As easy as it is to get caught up in the teeming swirl of our ever-generous local rock scene, it's just as easy to fall right out of the loop. Sleep on what's new in this town for even a few months and you could end up in a world of MySpace pain trying to catch up.
Nuts to that!, comes the proverbial cry from Clawjob confreres Mike Gintz and Nick Burgess, who have painstakingly assembled no fewer than 20 of the best bands currently trying to park their sketchy-looking vans around Boston. Rather than slap together a heap of quickie practice tapes, B-sides in search of A-sides, or tossed-off experiments of the sort that so often drift toward comps like this, they guide Winter Is Cold with a sharp, curatorial touch, and each song comes off like a proper ambassador of Boston's dozens of creative clusters.

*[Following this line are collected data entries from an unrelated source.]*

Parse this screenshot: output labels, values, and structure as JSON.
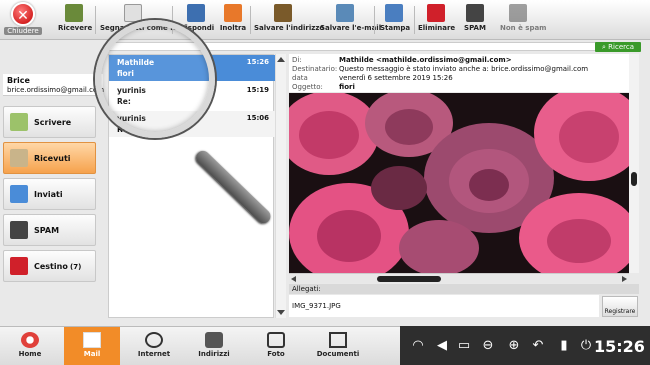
{
  "toolbar": {
    "close_label": "Chiudere",
    "buttons": [
      {
        "label": "Ricevere",
        "icon": "receive-icon"
      },
      {
        "label": "Segna tutti come letti",
        "icon": "mark-read-icon"
      },
      {
        "label": "Rispondi",
        "icon": "reply-icon"
      },
      {
        "label": "Inoltra",
        "icon": "forward-icon"
      },
      {
        "label": "Salvare l'indirizzo",
        "icon": "save-address-icon"
      },
      {
        "label": "Salvare l'e-mail",
        "icon": "save-email-icon"
      },
      {
        "label": "Stampa",
        "icon": "print-icon"
      },
      {
        "label": "Eliminare",
        "icon": "delete-icon"
      },
      {
        "label": "SPAM",
        "icon": "spam-icon"
      },
      {
        "label": "Non è spam",
        "icon": "not-spam-icon"
      }
    ]
  },
  "search": {
    "button_label": "Ricerca",
    "value": ""
  },
  "user": {
    "name": "Brice",
    "email": "brice.ordissimo@gmail.com"
  },
  "folders": [
    {
      "label": "Scrivere"
    },
    {
      "label": "Ricevuti"
    },
    {
      "label": "Inviati"
    },
    {
      "label": "SPAM"
    },
    {
      "label": "Cestino",
      "count": "(7)"
    }
  ],
  "messages": [
    {
      "from": "Mathilde",
      "subject": "fiori",
      "time": "15:26"
    },
    {
      "from": "yurinis",
      "subject": "Re:",
      "time": "15:19"
    },
    {
      "from": "yurinis",
      "subject": "Re:",
      "time": "15:06"
    }
  ],
  "header": {
    "from_label": "Di:",
    "from_value": "Mathilde <mathilde.ordissimo@gmail.com>",
    "to_label": "Destinatario:",
    "to_value": "Questo messaggio è stato inviato anche a: brice.ordissimo@gmail.com",
    "date_label": "data",
    "date_value": "venerdì 6 settembre 2019 15:26",
    "subject_label": "Oggetto:",
    "subject_value": "fiori"
  },
  "attachments": {
    "label": "Allegati:",
    "file": "IMG_9371.JPG",
    "save_label": "Registrare"
  },
  "taskbar": {
    "apps": [
      {
        "label": "Home"
      },
      {
        "label": "Mail"
      },
      {
        "label": "Internet"
      },
      {
        "label": "Indirizzi"
      },
      {
        "label": "Foto"
      },
      {
        "label": "Documenti"
      }
    ],
    "clock": "15:26"
  },
  "colors": {
    "accent": "#f28c28",
    "selected": "#4a8cd8",
    "search": "#3a9a2a"
  }
}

Old dogs (Helms, Neptune, Ho-Ag) bust out thrilling new tricks; younger sprouts (Summerduck, Night Driving, the Measuremen) give promising signs of the variety (and tinnitus) to come. The offerings from Thunderhole, Piles, Tristan da Cunha, and Magic People glow with our town's enduring fondness for skronk and scratch; meanwhile, tender two-pieces like Brutal Love Masters and Dr. and Mrs. Van Der Trampp show a softer side more fitting to the comp's hibernatory origins. With its panoramic snapshot of this particular moment in Boston's noisier quarters, Winter Is Cold is far more than a sampler — it could very well be a staple.
Available at local shows and select shops and cafés, or digitally at www.everybodywantsaholodeck.com/winter_is_cold
Editor's Note: In a previous version of this article, the album was noted as being released on Rough Trade records when there is actually no formal label associated with the release. The correction has been made above.